Avis défavorable également. Je ne reviens pas sur la décision du Conseil constitutionnel, qui a jugé bien sûr constitutionnelles les dispositions concordataires et du droit local d'Alsace-Moselle, mais aussi les a en quelque sorte justifiées politiquement.
Monsieur Corbière, il ne faut pas avoir une vision purement métropolitaine des choses. Dans beaucoup de territoires de la République, ni le Concordat ni la loi de 1905 – car en fait vous ne souhaitez pas abolir le premier mais étendre la seconde – ne s'applique : je pense aux territoires du Pacifique, à Saint-Pierre-et-Miquelon, à la Guyane, à Mayotte, et différemment à La Réunion.

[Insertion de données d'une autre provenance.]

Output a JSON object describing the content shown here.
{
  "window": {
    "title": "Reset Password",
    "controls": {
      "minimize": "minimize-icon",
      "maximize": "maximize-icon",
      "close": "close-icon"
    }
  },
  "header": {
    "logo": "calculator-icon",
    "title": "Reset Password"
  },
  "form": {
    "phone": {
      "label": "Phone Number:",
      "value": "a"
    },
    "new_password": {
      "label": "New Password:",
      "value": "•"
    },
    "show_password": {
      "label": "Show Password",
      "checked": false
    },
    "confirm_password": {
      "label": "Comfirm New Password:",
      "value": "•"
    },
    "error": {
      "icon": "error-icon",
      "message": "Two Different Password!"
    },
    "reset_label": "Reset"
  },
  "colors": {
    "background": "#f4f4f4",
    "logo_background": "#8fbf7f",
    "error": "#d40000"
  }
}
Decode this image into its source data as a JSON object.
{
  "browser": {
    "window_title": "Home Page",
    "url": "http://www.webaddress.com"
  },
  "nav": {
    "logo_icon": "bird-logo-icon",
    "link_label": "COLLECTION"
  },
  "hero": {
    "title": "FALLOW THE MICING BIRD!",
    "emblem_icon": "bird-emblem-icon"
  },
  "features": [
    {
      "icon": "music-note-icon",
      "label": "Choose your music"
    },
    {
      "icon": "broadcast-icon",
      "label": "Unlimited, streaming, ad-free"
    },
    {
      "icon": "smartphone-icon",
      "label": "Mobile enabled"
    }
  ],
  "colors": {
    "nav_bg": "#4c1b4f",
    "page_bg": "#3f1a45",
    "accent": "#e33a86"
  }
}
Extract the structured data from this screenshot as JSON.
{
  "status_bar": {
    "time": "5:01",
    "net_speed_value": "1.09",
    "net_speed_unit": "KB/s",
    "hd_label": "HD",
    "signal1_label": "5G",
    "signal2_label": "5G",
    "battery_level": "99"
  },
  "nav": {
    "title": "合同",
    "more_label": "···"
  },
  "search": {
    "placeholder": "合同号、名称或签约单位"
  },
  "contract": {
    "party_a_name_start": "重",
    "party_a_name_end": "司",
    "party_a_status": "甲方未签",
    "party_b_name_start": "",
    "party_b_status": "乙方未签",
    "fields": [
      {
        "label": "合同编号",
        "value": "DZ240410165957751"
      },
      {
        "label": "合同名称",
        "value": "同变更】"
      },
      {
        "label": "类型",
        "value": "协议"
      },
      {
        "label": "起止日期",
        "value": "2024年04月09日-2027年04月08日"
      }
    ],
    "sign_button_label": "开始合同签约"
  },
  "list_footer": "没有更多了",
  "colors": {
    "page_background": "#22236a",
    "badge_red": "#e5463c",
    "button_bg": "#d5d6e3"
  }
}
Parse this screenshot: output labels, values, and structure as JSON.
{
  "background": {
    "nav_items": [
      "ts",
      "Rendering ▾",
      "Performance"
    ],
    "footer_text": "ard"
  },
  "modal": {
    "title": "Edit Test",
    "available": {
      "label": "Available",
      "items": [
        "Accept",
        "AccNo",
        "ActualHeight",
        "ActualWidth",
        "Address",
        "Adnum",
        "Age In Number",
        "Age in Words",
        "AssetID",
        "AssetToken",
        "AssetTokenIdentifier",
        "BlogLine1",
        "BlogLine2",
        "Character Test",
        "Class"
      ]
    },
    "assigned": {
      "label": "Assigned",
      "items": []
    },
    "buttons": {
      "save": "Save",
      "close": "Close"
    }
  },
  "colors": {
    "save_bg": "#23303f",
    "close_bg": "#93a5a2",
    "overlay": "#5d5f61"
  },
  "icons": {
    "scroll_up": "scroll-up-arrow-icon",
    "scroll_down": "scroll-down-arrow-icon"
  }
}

Pour ce qui est de l'Alsace-Moselle, vous qui êtes un historien, savez quelle déchirure ce fut de voir partir ces territoires à la veille de la République pour les voir revenir en pleurs lorsque la France gagna la première guerre mondiale. La République d'alors, qui était très laïque, pour ne pas dire laïcarde, a voulu conserver ce qui avait fait pendant de nombreuses années la vie des Alsaciens et Mosellans : pas simplement le Concordat, que la France avait quitté entre-temps, mais aussi les œuvres de Bismarck, et entre autres le salariat des ministres du culte. Ce qui est en question ici, ce n'est pas tant de garder le Concordat que de sauvegarder le droit local. L'héritage historique est à respecter. Ce n'est pas parce que 115 ans ont passé que nous devons tout effacer d'un trait. J'imagine que vous avez rencontré les Alsaciens et les Mosellans, monsieur Corbière : ils sont extrêmement attachés, quelle que soit leur couleur politique, à cette spécificité qui est pleinement républicaine, comme la diversité sur le territoire national.
Par ailleurs, imaginons qu'une nouvelle religion apparaisse sur le sol de la République, même à Strasbourg. Entrerait-elle dans les dispositions de la loi concordataire ? Non. Le droit local alsacien et mosellan prévoit deux régimes : les cultes anciens, reconnus – catholique, luthérien, réformé, et israélite et les cultes non reconnus. Ainsi l'archevêque de Strasbourg est-il nommé par le ministre de l'intérieur, qui le rémunère aussi à hauteur d'un fonctionnaire pas très bien payé, n'en concevez pas de jalousie. Cet héritage de l'histoire ne s'est pas agrandi à l'arrivée d'autres cultes, bouddhiste, musulman par exemple, qui sont inscrits en tant qu'associations de culte non reconnues. Nous ne rémunérons pas les ministres du culte des associations non reconnues.
Le droit alsacien et mosellan n'empêche en rien – comme nous l'avons fait en parfaite concertation avec les élus, en respectant l'idée que la loi de 1905 n'est pas applicable, ni celle de 1901 d'ailleurs – que la police du culte et certaines dispositions que nous avons en la matière sur le reste du territoire national s'appliquent. Elles sont transposées en droit local.
C'est vrai, il y a une différence essentielle : le salariat des ministres du culte. Ce que reconnaît le Conseil constitutionnel – peut-être prendra-t-il une autre décision qui fera date, ou peut-être pas – c'est la valeur constitutionnelle de la laïcité. La République reconnaît toutes les croyances et ne reconnaît aucun culte. Pour le reste, l'interdiction du subventionnement ne relève que de la loi. Peut-être cela aura-t-il valeur constitutionnelle demain, mais pour l'instant le législateur pourrait très bien décider de subventionner publiquement le culte. C'est une des raisons pour lesquelles le Conseil constitutionnel a considéré qu'il n'y avait pas d'incompatibilité, pour le dire vite, entre le droit alsacien-mosellan et le droit national.
Franchement, du point de vue historique, en songeant au respect des morts, de l'histoire, de tous ceux qui ont souhaité rejoindre la République dans des circonstances affreuses, comme du point de vue de l'efficacité, il n'y a aucune raison, à part une raison idéologique que je respecte d'ailleurs parfaitement, d'accéder à la demande de MM. Corbière et Moreau.